Will drillers leave because of Gov. Wolf's severance tax? They already are, shale advocates say

He's whittled down the numbers, but Gov. Tom Wolf still wants a severance tax.

And the timing couldn't be worse, industry advocates say, as sinking oil and gas prices have Pennsylvania drillers slashing jobs and expenses just to stay in business.

Wolf's 2016-17 budget proposal includes a 6.5 percent severance tax. Whatever drillers pay in the existing impact fee would be subtracted from their severance tax payments, according to the plan.

But there's no energy tax the industry can afford right now, according to executives with the industry's three largest trade groups. The groups made their case against a severance tax during a conference call Wednesday afternoon.

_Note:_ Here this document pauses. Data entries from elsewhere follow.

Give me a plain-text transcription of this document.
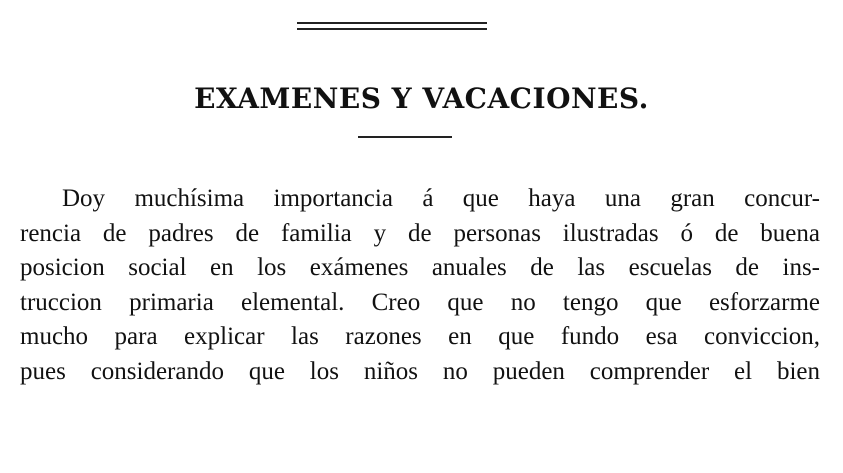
EXAMENES Y VACACIONES.

Doy muchísima importancia á que haya una gran concur-
rencia de padres de familia y de personas ilustradas ó de buena
posicion social en los exámenes anuales de las escuelas de ins-
truccion primaria elemental. Creo que no tengo que esforzarme
mucho para explicar las razones en que fundo esa conviccion,
pues considerando que los niños no pueden comprender el bien
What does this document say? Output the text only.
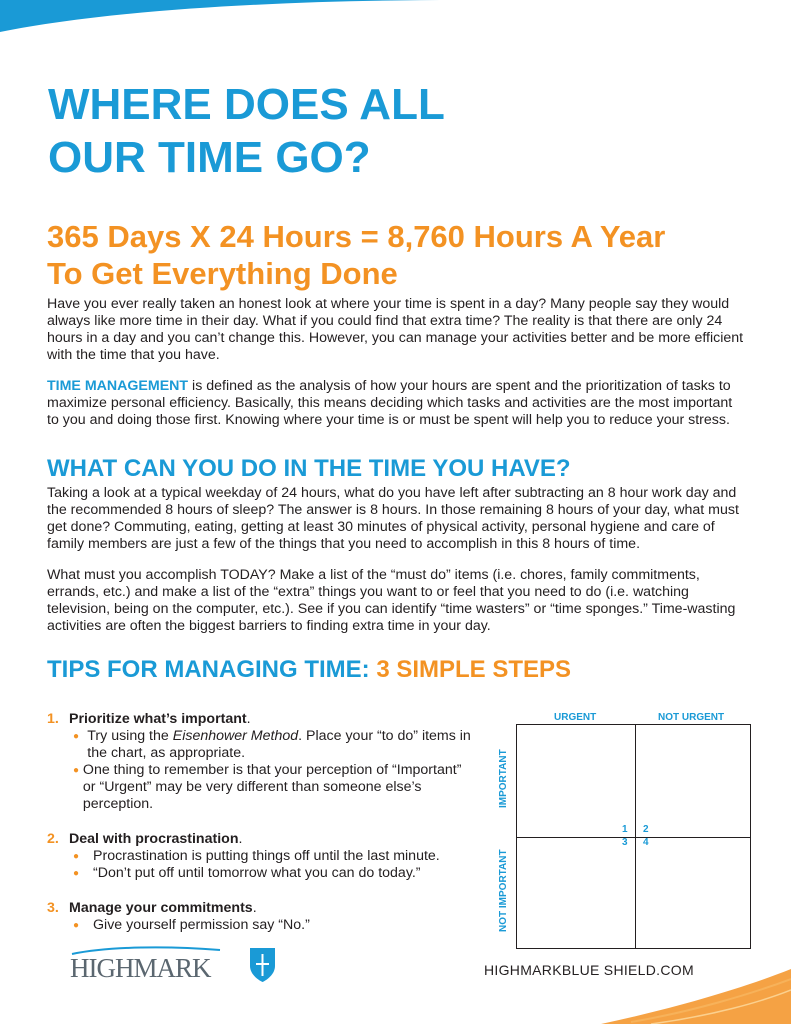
WHERE DOES ALL
OUR TIME GO?
365 Days X 24 Hours = 8,760 Hours A Year
To Get Everything Done

Have you ever really taken an honest look at where your time is spent in a day? Many people say they would always like more time in their day. What if you could find that extra time? The reality is that there are only 24 hours in a day and you can’t change this. However, you can manage your activities better and be more efficient with the time that you have.

TIME MANAGEMENT is defined as the analysis of how your hours are spent and the prioritization of tasks to maximize personal efficiency. Basically, this means deciding which tasks and activities are the most important to you and doing those first. Knowing where your time is or must be spent will help you to reduce your stress.

WHAT CAN YOU DO IN THE TIME YOU HAVE?

Taking a look at a typical weekday of 24 hours, what do you have left after subtracting an 8 hour work day and the recommended 8 hours of sleep? The answer is 8 hours. In those remaining 8 hours of your day, what must get done? Commuting, eating, getting at least 30 minutes of physical activity, personal hygiene and care of family members are just a few of the things that you need to accomplish in this 8 hours of time.

What must you accomplish TODAY? Make a list of the “must do” items (i.e. chores, family commitments, errands, etc.) and make a list of the “extra” things you want to or feel that you need to do (i.e. watching television, being on the computer, etc.). See if you can identify “time wasters” or “time sponges.” Time-wasting activities are often the biggest barriers to finding extra time in your day.

TIPS FOR MANAGING TIME: 3 SIMPLE STEPS
1. Prioritize what’s important.
● Try using the Eisenhower Method. Place your “to do” items in the chart, as appropriate.
● One thing to remember is that your perception of “Important” or “Urgent” may be very different than someone else’s perception.
2. Deal with procrastination.
● Procrastination is putting things off until the last minute.
● “Don’t put off until tomorrow what you can do today.”
3. Manage your commitments.
● Give yourself permission say “No.”
URGENT	NOT URGENT
IMPORTANT
NOT IMPORTANT
1 2
3 4
HIGHMARK	HIGHMARKBLUE SHIELD.COM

"If you keep piling on additional energy taxes, it's going to spell disaster for this industry in Pennsylvania," said Stephanie Catarino Wissman, executive director of the Associated Petroleum Industries of Pennsylvania.

In the current market conditions, the governor estimates a severance tax will yield $218 million in new revenue for the state.

That's a revenue decrease from the $225 million that was supposed to be generated by the 5 percent severance tax in Wolf's 2015-16 budget proposal.

The governor has said the state needs the new revenue to help plug it's $2 billion budget deficit.

Meanwhile, Pennsylvania oil and gas companies are slashing thousands of jobs, but it's hard to get an accurate count, industry advocates said.

"It's a pretty tough number to come up with," said Dave Spigelmyer, CEO of the Marcellus Shale Coalition. "I don't think anyone's been able to fully calculate it."

Lou D'Amico, president of the Pennsylvania Independent Oil & Gas Association, said, "We're too busy crying in our tea over how many of our friends are out of work right now."

As the Wolf aides have pointed out numerous times, Pennsylvania is the only gas-producing state without a severance tax.

And as the trade organizations have pointed out numerous times, Pennsylvania already has a tax in the impact fee.

Would drillers here really leave if a severance tax is enacted? Which state without a severance tax would they find?

Drillers are actually already leaving for other shale regions, even during the worst market downturn in decades, according to Spigelmyer.

"Things are far worse now than they were a year ago," he said.

A number of the shale coalition's members are already moving capital investments to other places, Spigelmyer said. One of the companies, which he said didn't want to be named, is moving business to North Dakota because of the cost of doing business in Pennsylvania.

According to the coalition, in the last year, several operators in Pennsylvania have collectively cut nearly 80,000 jobs throughout shale regions across the country.

Another indication of how the industry is doing can be found in the decreasing number of drilling rigs. The rig count in Pennsylvania is lower than before the Marcellus Shale boom began.

However, Wolf spokesman Jeff Sheridan said those rigs are much more productive than they were a few years ago, drilling more wells per year at a much lower cost.

He described gas production in Pennsylvania as "stable."

Because of advances in productivity, some drillers can make substantial returns, even with natural gas prices below $2, and prices are expected to move above $3 in 2016-17, Sheridan said.

Getting a pipeline infrastructure in place to move gas to market will also help. Some new pipelines have already come online, more will come online this year, and a major increase is expected next year, he said.

"The infrastructure buildout is robust, but not where needs to be," to carry resources to other states, Spigelmyer said.

It's another reason this is the wrong time for a tax, shale advocates said.

"The governor's proposal to place an additional 6.5 percent severance tax on natural gas production on top of these poor market conditions and regulatory burdens is simply an effort to punish our industry," D'Amico said. "If enacted, it will put people out of work, drive more businesses into bankruptcy, reduce energy production and result in less net tax revenue to the state."

Wolf's spokesman strongly disagrees.

"As it has always been, that is an absurd argument that has zero merit," Sheridan said. "Pennsylvania is the only gas-producing state in the country without a severance tax. Has every other state with a severance tax also driven the industry into bankruptcy? No, which once again highlights how ridiculous the argument is."